Toujours est-il qu’elle était là : minuscule, fragile mais belle et bien réelle. Ce petit point lumineux garda cette forme durant des mois, des années, compressée de part et d'autre par cet environnement hostile et omnipotent. Esseulée et acculée, elle n’en restait pas moins sereine et assurée – semblait-il – de son développement à venir. Ces ténèbres ne l’effrayaient pas et elle se plaisait à attendre patiemment que son heure ne vienne.
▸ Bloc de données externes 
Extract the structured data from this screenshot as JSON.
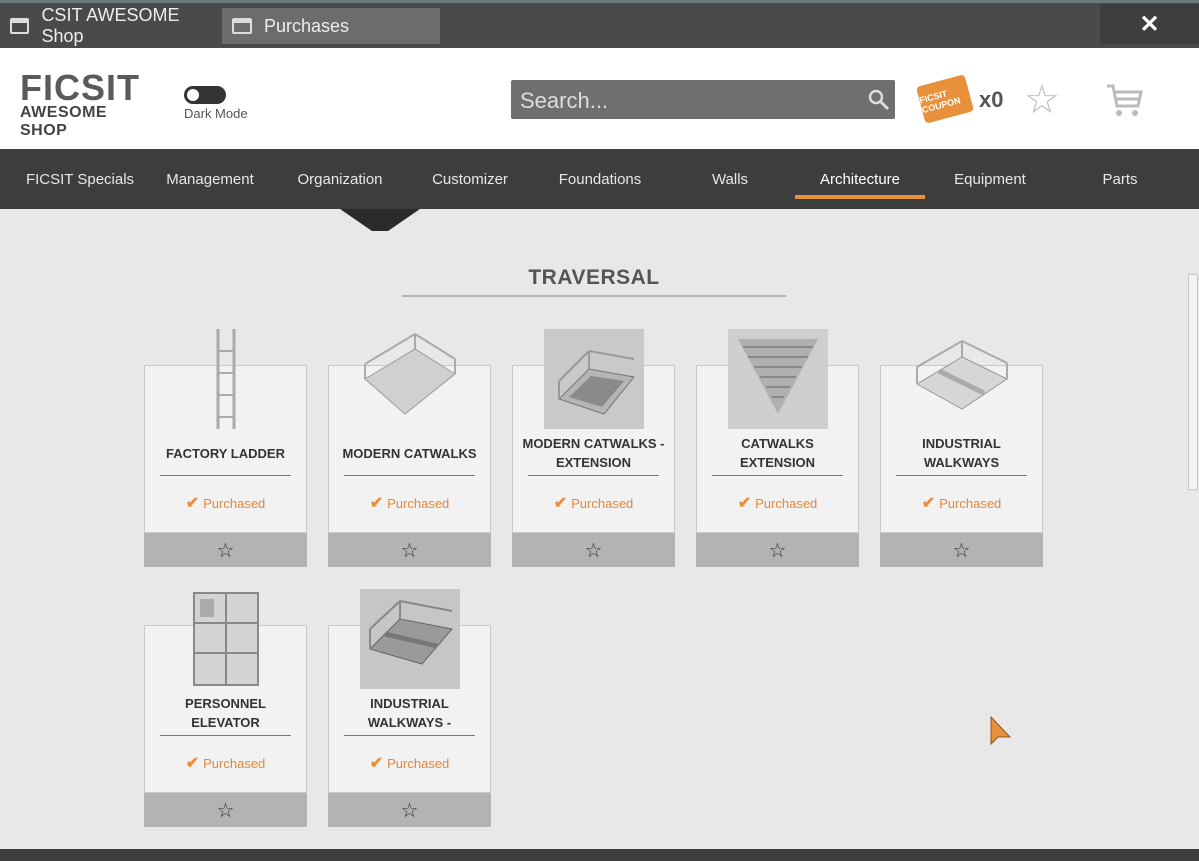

Si vous l’aviez observé avec un puissant microscope, vous auriez pu y déceler quelques irrégularités marquées qui vous auraient de suite permis de comprendre la nature de son être. Ce qui apparaissait comme deux minuscules points ronds révélait déjà, lors de ses premiers jours de vie, la forme aboutie de deux yeux translucides. Ces yeux étaient d’une beauté inégalable, d’une fragilité et d’une force rarement exprimées. Aux contours d’une cavité que l’on aurait aisément nommé « bouche » se déclaraient huit minuscules appendices exprimant une profonde volonté de croissance. Enfin, deux minuscules siphons semblaient - à la vue de ce que l’on auraient pu appeler des mouvements respiratoires - lui permettre de s’oxygéner suffisamment pour se maintenir en vie.
Ce que vous auriez perçu comme une lumière naissante n’était en fait qu’une lueur blanche d’une pureté immaculée : une magnifique pieuvre blanche venait de naître du fin fond des abysses.
2.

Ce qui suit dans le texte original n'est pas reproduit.